個人再生と自己破産の違い|自宅は守れる?費用・期間・条件を比較して判断
(2)親族による買い取りやリースバックは慎重に検討する
同じ家に住み続けることを優先する場合は、親族間売買やリースバックという方法があります。
親族間売買では、親や子どもなどに自宅を購入してもらい、その後も住み続ける方法が考えられます。ただし、売却価格が不当に低い場合などは、破産手続き上問題となる可能性があるため注意が必要です。
一方、リースバックは、自宅を不動産会社などへ売却した後、買主と賃貸借契約を結び、家賃を支払って住み続ける仕組みです。
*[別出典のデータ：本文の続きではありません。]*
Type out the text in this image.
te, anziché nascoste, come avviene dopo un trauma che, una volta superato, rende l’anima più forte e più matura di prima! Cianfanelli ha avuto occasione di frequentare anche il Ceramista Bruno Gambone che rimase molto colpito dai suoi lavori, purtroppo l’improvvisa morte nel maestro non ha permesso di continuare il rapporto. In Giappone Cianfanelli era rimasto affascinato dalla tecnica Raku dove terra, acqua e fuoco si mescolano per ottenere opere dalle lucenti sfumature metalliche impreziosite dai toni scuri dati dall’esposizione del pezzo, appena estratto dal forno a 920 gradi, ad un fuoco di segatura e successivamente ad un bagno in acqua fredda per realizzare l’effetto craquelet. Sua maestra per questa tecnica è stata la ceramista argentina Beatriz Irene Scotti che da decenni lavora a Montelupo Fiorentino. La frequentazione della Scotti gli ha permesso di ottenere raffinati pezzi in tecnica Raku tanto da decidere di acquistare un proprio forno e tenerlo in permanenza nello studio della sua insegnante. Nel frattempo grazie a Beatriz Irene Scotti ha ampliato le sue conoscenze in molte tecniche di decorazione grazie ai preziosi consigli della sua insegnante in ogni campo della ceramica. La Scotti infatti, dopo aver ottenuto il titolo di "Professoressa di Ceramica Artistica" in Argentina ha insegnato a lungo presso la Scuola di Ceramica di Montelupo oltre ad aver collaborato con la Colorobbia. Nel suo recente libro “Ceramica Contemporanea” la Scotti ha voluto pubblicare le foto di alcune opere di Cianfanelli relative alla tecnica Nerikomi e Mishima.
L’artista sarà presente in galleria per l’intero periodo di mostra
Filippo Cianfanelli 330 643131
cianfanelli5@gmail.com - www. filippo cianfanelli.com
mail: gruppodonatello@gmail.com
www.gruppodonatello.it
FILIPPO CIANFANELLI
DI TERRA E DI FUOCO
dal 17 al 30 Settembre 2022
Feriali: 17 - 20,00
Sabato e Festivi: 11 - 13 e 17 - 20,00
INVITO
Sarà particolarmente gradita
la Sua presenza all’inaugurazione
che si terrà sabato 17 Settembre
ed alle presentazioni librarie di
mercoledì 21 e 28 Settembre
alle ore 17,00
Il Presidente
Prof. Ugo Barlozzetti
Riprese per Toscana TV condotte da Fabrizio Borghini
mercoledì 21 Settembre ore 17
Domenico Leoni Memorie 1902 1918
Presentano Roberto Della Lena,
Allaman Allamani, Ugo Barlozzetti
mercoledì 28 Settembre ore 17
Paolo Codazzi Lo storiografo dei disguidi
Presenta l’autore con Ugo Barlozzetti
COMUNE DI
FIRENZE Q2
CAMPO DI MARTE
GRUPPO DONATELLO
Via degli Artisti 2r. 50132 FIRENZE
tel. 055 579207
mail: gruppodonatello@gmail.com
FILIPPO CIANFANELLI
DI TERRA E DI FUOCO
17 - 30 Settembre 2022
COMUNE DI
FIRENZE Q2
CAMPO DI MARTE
自宅の所有権は失うため、売却価格だけでなく、家賃や契約期間、将来の買い戻し条件なども確認する必要があります。
親族間売買やリースバックの仕組み、メリット・デメリットについては、こちらの記事で詳しく解説しています。
任意売却後も住み続けることは可能?リースバック・親族間売買を徹底解説
まとめ|住宅ローンの返済や不動産の処分に悩んだら早めに相談しよう
不動産を所有していても自己破産はできますが、一定の価値がある持ち家や投資用不動産をそのまま残すことは原則として困難です。住宅ローンが残っている場合は、破産管財人による売却や債権者による競売が進むことがあります。
一方、競売前であれば任意売却を行い、一般の不動産市場での売却や退去時期の調整を目指せる場合があります。ただし、自己破産前の売却や名義変更は、その方法によって破産手続きに影響するため、自己判断で進めるべきではありません。
住宅ローンの返済が難しくなったら、競売が進んで選択肢が狭まる前に対応することが重要です。自己破産については弁護士へ、不動産の売却については任意売却に詳しい不動産会社へ相談し、両者と連携しながら今後の方針を検討しましょう。